The white saviour complex has managed to crawl its way into the fashion industry too, with ad campaigns portraying the same stereotypes we see over and over again. Donna Karan came under fire for her SS12 campaign which featured two Haitian boys in the the background with Adriana Lima in the forefront wearing the glamorous clothes from the collection. Although Karan is known for her charity work and assistance of poverty stricken countries, this campaign seemed to be mistakenly insensitive; to photograph a beautiful tall woman with light skin and blue eyes at the foreground with Haitians, who had clearly suffered, seemed to be an act of carelessness. It’s almost as if these locals were merely used as props for Karan to remind her audience of her good work and shine a light on herself as a ‘saviour’ instead of those who were actually badly affected.
Versace, however wins the white saviour award for their AW16 campaign using Gigi Hadid as a mother in an interracial relationship with two mixed race kids, one of which is a toddler in a buggy with a chain. Yes, a chain. The cherry on top of it all is the fact that the black models seem to be “in the shadow of an elite fair skinned model”, one Instagram user commented. When I saw this campaign, my first thought was why not use a black model like Jourdan Dunn, who has actually has a child?! It’s bad enough that models of colour often struggle to get work but when they do, they are used as accessories and are often trapped in the stereotypical view of what POC are perceived to be: exotic and alluring. When asked about the campaign, Donatella Versace commented that it was “all about real life”, which could explain the interracial relationship, seeing as they are more common nowadays. However, at second glance, I realised that the campaign was either created in poor taste or just not thought through properly; considering the fact that it was shot in Chicago- a town coined as Chiraq for its notorious amount of black on black crime- Versace probably shouldn’t have used a shot of the helpless black family fawning over this angelic, heroic white woman.
There is so much power in an image and an image of this kind only causes harm; it reflects the modelling industry and the patterns we see where models of colour are either put to the side or are forced to take on work where, unconsciously, the white saviour complex is inherent. Although this may be unintentional, it happens way too often for it be an accident anymore.

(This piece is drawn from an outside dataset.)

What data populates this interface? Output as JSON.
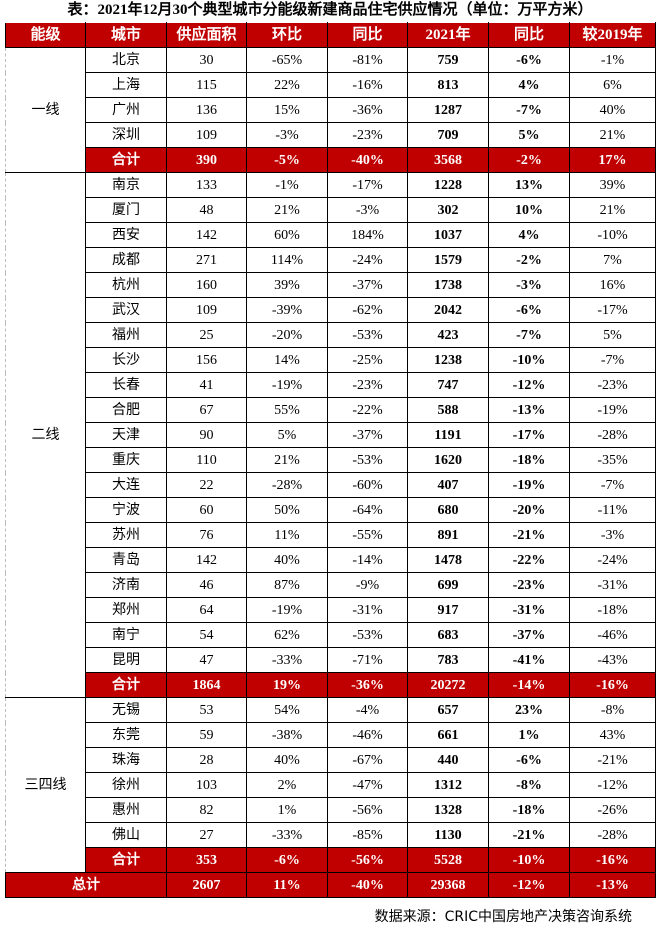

This undoubtedly sends all the wrong messages and begs the question: is the fashion industry racist? Why in the 21st century are we still perpetuating the same stereotypes of white people as dominant and POC as inferior; why are we yet to see models colour as the norm and not something out of the ordinary? The fashion industry has always been seen as one which is a pioneer of change in the world, but maybe we’ve still got a long way to go.